Given $p,q$ to be primes where $p<q$ .
Show that the following marix has non-zero determinant, \begin{bmatrix} 1&2 & 2 & 2 &\dotso & 2\\ 2&q-p+1 & 1 & 1 &\dotso & 1\\ 2& 1 & q-p+1 & 1 & \dotso & 1\\2&1 & 1 & q-p+1 &\dotso & 1 \\ \dotso &\dotso & \dotso & \dotso & \dotso \\ \dotso & \dotso & \dotso & \dotso & \dotso \\ \dotso & \dotso & \dotso & \dotso &\dotso \\2&1 &1 &1 &\dotso & q-p+1 \end{bmatrix}
I am able to show that the submatrix of this matrix \begin{bmatrix}q-p+1 & 1 & 1 & 1 & \dotso & 1\\ 1 &q-p+1& 1 &\dotso & \dotso &1 \\ \dotso &\dotso & \dotso & \dotso & \dotso \\ \dotso & \dotso & \dotso & \dotso & \dotso \\ \dotso & \dotso & \dotso & \dotso &\dotso \\1 &1 &1 &\dotso & \dotso &q-p+1\end{bmatrix}
has determinant non-zero.
How I can show that the original matrix has determinant non-zero?
I tried using Laplace Expansion but not getting anything. Please help.

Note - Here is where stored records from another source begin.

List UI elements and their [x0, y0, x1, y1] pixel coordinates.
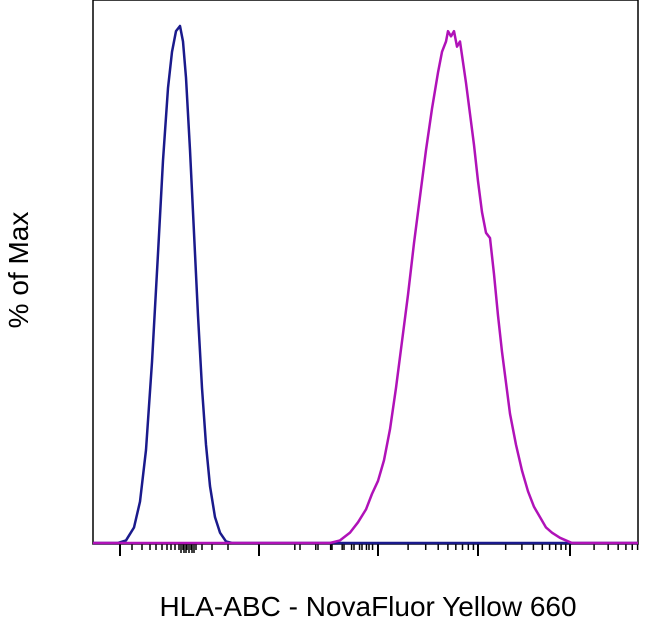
- plot-frame: [92, 0, 639, 545]
- series-line-2: [93, 29, 638, 545]
- series-line-1: [93, 24, 638, 545]
- y-axis-title: % of Max: [3, 212, 34, 329]
- x-axis-title: HLA-ABC - NovaFluor Yellow 660: [159, 591, 576, 622]
- x-axis-ticks: [119, 544, 639, 556]
- series-layer: [93, 24, 638, 545]
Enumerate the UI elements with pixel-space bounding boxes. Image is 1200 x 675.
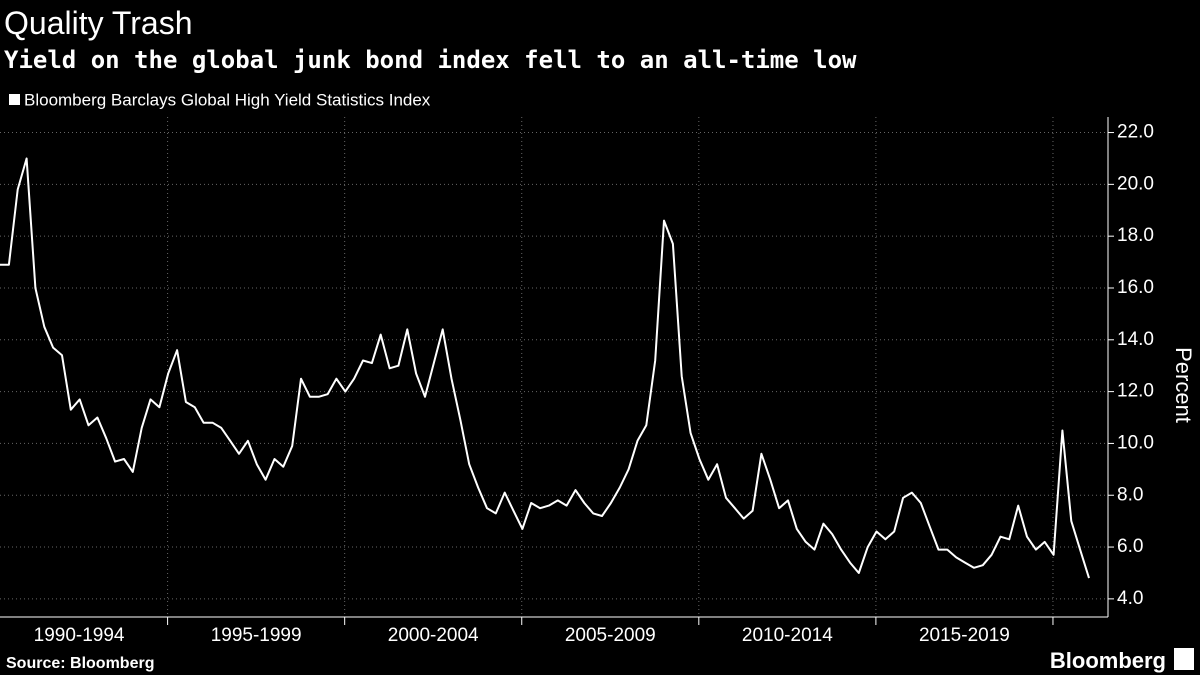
y-tick-label: 22.0	[1117, 122, 1154, 143]
source: Source: Bloomberg	[6, 655, 154, 672]
chart-title: Quality Trash	[4, 5, 193, 41]
x-tick-label: 1990-1994	[34, 625, 125, 646]
brand-icon	[1174, 648, 1194, 670]
y-tick-label: 8.0	[1117, 484, 1143, 505]
y-tick-label: 10.0	[1117, 432, 1154, 453]
y-tick-label: 12.0	[1117, 381, 1154, 402]
line-series	[0, 157, 1090, 579]
x-tick-label: 1995-1999	[211, 625, 302, 646]
x-tick-label: 2005-2009	[565, 625, 656, 646]
y-tick-label: 18.0	[1117, 225, 1154, 246]
y-tick-label: 4.0	[1117, 588, 1143, 609]
y-axis-label: Percent	[1171, 347, 1196, 423]
x-tick-label: 2015-2019	[919, 625, 1010, 646]
y-tick-label: 16.0	[1117, 277, 1154, 298]
y-tick-label: 20.0	[1117, 173, 1154, 194]
x-tick-label: 2000-2004	[388, 625, 479, 646]
y-tick-label: 14.0	[1117, 329, 1154, 350]
x-tick-label: 2010-2014	[742, 625, 833, 646]
y-tick-label: 6.0	[1117, 536, 1143, 557]
brand: Bloomberg	[1050, 648, 1166, 673]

If you substract the $2$-times the first row from all other rows, then you see that the determinant of the full matrix is equal to the determinant of a matrix with diagonal entries $q-p-3$ and off-diagonal entries $-3$. This matrix can be written as $$ (q-p)I - 3 E, $$ where $E$ is the matrix with all entries one. The matrix $E$ of dimension $(n-1)\times (n-1)$ has eigenvalues $n-1$ (multiplicity 1) and $0$ (multiplicity $n-2$). Thus the matrix $(q-p)I - 3 E$ has eigenvalues $q-p-3n$ and $q-p$ with multiplicities. Hence the determinant of the original $n\times n$ matrix as product of the eigenvalues is $$ \det = (q-p-3(n-1))(q-p)^{n-2}. $$ This matrix is singular for, e.g., $n=2$, $p=2$, $q=5$, where the matrix is equal to $\pmatrix{1&2\\2& q-p+1}=\pmatrix{1&2\\2& 4}$